Закордонный вскоре ушел по своим делам. Шорохов сидел у стола. Следовало заняться сводками. И, конечно, в первую очередь для миссии. Про случившееся с Мануковым там все равно узнают. Разумно было опередить возможные вопросы. 0 записи Моллера пока ничего не сообщать, как и о том, что Мануков просил переправить в Новорссийск какие-то документы. Но если то и другое не сообщать, чем объяснить, что Шорохов к нему приходил, о чем они говорили?

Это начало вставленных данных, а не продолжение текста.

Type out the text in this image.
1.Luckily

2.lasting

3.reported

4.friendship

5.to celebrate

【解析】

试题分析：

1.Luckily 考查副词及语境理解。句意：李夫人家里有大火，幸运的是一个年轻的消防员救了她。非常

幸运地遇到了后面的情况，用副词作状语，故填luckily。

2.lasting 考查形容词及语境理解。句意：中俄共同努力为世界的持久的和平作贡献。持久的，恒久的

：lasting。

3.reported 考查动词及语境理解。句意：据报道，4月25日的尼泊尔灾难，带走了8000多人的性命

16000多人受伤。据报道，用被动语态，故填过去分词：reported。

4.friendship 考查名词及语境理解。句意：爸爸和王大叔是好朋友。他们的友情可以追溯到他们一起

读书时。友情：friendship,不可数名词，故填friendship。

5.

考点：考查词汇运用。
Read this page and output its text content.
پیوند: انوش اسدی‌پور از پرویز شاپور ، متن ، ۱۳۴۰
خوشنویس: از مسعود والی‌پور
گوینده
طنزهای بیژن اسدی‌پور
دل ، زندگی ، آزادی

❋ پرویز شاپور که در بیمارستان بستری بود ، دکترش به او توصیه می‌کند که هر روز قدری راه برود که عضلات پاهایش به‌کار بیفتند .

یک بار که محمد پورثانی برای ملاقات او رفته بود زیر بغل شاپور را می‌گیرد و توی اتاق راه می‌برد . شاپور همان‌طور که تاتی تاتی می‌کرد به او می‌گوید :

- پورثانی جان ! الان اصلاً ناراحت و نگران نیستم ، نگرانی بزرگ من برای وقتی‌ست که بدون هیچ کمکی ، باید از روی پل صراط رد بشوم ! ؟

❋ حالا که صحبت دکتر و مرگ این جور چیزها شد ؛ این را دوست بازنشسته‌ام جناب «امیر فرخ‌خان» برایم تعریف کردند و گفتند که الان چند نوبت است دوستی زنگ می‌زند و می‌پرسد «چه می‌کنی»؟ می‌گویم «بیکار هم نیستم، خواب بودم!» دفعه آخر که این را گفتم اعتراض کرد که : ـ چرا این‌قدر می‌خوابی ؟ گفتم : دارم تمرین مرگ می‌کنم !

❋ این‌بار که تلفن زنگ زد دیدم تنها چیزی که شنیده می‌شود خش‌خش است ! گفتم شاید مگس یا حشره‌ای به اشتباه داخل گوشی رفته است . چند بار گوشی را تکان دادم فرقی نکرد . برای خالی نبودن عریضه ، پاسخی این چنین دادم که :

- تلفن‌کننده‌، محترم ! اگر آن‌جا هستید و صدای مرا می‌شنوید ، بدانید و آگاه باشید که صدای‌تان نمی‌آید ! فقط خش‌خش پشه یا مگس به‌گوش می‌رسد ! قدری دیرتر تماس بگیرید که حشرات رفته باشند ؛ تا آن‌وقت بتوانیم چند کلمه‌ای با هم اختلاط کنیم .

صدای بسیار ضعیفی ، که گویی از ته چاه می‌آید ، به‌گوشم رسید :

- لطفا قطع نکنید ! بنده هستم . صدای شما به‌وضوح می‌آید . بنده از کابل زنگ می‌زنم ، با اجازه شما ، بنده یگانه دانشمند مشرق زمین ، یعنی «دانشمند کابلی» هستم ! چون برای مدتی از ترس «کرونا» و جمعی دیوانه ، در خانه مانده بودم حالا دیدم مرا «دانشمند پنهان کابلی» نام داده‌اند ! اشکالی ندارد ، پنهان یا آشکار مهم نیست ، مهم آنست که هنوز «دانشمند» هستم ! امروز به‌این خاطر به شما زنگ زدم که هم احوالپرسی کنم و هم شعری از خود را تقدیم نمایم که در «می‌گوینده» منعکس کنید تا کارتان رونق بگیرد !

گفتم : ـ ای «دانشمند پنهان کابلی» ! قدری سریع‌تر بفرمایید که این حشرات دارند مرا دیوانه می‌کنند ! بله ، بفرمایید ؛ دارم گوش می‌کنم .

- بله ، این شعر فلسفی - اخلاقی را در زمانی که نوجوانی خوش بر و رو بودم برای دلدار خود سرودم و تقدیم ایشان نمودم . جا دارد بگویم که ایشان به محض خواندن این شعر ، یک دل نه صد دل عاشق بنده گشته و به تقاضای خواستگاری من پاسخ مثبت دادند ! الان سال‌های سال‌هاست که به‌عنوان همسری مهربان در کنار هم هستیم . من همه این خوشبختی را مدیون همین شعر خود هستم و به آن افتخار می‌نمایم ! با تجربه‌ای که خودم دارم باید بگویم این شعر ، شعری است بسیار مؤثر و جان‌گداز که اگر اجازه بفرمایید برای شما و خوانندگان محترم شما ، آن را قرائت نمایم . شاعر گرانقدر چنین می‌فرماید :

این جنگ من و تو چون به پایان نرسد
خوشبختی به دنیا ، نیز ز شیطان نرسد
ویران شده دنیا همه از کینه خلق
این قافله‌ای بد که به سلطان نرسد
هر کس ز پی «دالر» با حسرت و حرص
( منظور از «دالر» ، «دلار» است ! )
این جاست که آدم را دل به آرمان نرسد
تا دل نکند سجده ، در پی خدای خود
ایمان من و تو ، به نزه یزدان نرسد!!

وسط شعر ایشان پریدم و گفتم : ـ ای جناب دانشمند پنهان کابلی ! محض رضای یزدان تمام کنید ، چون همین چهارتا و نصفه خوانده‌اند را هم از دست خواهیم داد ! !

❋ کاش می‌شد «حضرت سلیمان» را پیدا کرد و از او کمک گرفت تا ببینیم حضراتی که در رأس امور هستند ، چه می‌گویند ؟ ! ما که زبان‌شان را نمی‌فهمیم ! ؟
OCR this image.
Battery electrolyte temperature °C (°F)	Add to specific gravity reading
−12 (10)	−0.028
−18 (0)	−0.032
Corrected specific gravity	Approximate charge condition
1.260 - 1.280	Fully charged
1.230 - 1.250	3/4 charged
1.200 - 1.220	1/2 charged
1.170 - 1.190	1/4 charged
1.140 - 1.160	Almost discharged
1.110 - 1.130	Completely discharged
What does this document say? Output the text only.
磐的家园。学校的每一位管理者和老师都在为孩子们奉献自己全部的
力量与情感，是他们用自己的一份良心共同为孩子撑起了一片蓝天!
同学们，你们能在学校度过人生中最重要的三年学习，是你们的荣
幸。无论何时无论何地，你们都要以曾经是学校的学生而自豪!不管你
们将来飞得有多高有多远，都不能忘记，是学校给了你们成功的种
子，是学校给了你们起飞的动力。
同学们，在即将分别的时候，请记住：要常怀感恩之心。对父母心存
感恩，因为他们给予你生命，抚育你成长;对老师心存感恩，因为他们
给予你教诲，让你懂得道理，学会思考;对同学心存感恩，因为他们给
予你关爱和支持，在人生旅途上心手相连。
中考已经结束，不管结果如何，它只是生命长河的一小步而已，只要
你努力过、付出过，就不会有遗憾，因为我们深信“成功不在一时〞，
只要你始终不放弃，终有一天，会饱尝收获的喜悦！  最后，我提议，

Сидел и думал о себе так, будто был это не он, а кто-то другой. Главное — как понять все то, что вокруг него столько времени происходило? Ни конца, ни края. Получается: вертели им как хотели. А он был, что кутенок, которого учат тычками.

* * *

В десятом часу утра без всякого стука, быстрым шагом, вошел в комнату Михаил Михайлович ("Адрес? Я ему его не давал!" — только и успел подумать Шорохов), ликующе произнес:

— He знаю, огорчит вас это, милейший, или обрадует, но золотой петушок клюнул в темячко. Сказки Пушкина, надеюсь, читали?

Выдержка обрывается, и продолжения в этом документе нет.